A ciência heroica era política em seu cerne, o que Baeumler ilustrou comparando o novo e o velho cientistas. O tipo tradicional, a que ele se referia como “o homem teórico”, era caracterizado pela passividade, pela pura consciência e pela absoluta contemplação. O novo, o “homem político”, por outro lado, se destacava pelo dinamismo, liderança e participação. Do ponto de vista de Baeumler, o cientista não devia se limitar a um exame objetivo do mundo; devia ativamente buscar moldá-lo. O que ele estava descrevendo era um novo tipo de cientista, disposto a ser um instrumento do regime – absolutamente crucial para dar uma aura de legitimidade científica aos muitos mitos, mentiras e teorias da conspiração dos nacional-socialistas.[32]
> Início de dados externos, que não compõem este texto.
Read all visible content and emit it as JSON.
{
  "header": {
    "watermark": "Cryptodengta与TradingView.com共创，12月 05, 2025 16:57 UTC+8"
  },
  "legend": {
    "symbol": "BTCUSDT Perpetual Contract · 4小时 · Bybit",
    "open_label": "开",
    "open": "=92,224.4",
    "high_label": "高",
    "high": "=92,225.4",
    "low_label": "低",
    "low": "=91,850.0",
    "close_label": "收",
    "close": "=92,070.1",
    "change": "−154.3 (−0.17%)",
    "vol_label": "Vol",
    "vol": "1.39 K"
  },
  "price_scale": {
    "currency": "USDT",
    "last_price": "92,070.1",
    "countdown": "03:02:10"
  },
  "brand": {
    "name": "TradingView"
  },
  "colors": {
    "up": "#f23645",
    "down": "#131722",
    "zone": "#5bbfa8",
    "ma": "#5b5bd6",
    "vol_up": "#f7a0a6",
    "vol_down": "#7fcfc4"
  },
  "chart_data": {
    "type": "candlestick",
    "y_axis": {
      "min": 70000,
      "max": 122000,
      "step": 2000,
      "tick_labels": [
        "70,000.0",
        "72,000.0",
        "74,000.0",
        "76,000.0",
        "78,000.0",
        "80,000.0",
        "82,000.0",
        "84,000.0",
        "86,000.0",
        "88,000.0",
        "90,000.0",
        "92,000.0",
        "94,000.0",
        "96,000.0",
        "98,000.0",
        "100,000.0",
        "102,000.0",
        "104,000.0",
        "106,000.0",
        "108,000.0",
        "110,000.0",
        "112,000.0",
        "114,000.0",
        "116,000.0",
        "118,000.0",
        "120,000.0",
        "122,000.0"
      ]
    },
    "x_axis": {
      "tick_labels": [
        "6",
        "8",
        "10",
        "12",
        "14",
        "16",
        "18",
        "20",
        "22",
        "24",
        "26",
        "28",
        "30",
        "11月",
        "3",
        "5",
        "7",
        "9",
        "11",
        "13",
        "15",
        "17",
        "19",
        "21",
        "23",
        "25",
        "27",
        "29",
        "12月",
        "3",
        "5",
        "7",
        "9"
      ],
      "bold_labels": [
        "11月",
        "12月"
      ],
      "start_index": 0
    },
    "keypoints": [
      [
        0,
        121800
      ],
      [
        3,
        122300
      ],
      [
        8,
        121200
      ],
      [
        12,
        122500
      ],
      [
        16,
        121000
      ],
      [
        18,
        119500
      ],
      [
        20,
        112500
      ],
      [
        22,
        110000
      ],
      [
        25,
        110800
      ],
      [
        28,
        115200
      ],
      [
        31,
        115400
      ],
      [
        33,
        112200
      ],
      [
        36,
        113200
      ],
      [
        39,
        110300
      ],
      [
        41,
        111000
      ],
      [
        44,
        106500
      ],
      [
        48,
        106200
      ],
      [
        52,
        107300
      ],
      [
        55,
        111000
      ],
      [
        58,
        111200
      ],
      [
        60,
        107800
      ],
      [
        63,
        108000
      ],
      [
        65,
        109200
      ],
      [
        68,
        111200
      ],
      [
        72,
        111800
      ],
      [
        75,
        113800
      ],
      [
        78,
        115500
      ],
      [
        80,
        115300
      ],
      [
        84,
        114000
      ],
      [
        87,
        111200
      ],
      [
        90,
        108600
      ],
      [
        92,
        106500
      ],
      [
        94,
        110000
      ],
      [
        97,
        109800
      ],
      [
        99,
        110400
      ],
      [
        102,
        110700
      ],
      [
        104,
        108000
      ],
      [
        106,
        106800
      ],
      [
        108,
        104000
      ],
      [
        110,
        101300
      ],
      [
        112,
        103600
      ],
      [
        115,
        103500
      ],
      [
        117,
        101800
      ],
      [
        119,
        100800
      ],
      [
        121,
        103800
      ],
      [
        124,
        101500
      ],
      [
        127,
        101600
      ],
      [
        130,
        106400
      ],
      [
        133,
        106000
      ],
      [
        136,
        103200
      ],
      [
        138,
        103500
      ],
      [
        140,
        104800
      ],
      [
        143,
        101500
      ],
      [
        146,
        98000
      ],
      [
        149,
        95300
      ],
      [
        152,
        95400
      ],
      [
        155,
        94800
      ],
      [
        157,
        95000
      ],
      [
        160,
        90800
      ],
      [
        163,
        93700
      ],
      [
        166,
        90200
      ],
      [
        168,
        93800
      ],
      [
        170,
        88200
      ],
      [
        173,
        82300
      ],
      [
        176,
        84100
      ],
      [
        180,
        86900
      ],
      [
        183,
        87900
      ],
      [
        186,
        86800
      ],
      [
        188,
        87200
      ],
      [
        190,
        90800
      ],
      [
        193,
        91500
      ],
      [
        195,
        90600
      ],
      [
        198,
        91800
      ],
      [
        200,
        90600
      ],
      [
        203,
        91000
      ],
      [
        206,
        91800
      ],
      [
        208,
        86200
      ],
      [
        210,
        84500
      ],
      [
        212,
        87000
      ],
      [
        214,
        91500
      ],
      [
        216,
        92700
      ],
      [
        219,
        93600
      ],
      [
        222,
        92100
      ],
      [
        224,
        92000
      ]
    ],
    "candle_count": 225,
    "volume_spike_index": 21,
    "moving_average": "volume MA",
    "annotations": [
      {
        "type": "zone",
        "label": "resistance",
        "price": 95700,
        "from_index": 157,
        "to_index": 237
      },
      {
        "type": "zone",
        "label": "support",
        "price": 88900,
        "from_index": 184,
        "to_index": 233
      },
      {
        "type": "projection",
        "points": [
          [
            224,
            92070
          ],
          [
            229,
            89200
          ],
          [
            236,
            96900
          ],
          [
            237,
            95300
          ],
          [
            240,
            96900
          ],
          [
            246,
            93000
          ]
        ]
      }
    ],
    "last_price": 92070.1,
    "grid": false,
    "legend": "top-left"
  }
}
A escola de Roosenberg, a Hohe Schule der NSDAP, recebeu o aval de Hitler em 1937. O embrião dessa escola vinha se desenvolvendo na Amt Roosenberg havia alguns anos. Planos para uma escola secundária foram mencionados na correspondência da organização em 1935. Assim como a educação dos líderes do futuro não podia ser deixada para o sistema educacional tradicional, era preciso cuidar igualmente do futuro da ciência. O projeto de Hermann Giesler e a maquete da nova escola foram mostrados para Adolf Hitler, que pessoalmente a examinou e aprovou. Também foi Hitler que decidiu que ela devia ser construída na margem leste do Chiemsee. A Hohe Schule der NSDAP, como todas as demais escolas de elite nazistas, devia estar sob administração direta do partido.
Vista de uma perspectiva mais ampla, a Hohe Schule serviria acima de tudo para o propósito que era o centro da obra de Alfred Roosenberg: a criação de pilares filosóficos e científicos para o nacional-socialismo. Roosenberg achava que havia identificado o ponto fraco do movimento. Mesmo se o Partido Nazista se dedicasse a criar uma nova classe dirigente que mais tarde assumisse o poder, isso nem de longe garantiria o futuro do movimento. Roosenberg tinha uma dolorosa consciência de que, em última instância, era o Princípio do Führer, não o nacional-socialismo em si, que mantinha o Terceiro Reich unido. Adolf Hitler não poderia liderar o movimento para sempre, como Roosenberg ressaltou em um discurso já em 1934. Portanto, disse ele, era “nosso desejo que o movimento nacional-socialista estabelecesse as bases que irão preservar esse Estado por centenas de anos no futuro”.[33]
As pessoas evoluem, mudam e morrem, mas ideias são imortais. No fim, apenas uma sólida base ideológica poderia garantir a continuidade do Reich de Mil Anos. Os nazistas tinham de criar estruturas que tivessem força ideológica suficiente para sobreviver à passagem do tempo – e acima de tudo à morte do Führer. A visão de Alfred Roosenberg era de que a Hohe Schule der NSDAP, descrita como “o principal centro de pesquisas, educação e ensino do nacional-socialismo”, seria um pilar dessa catedral ideológica.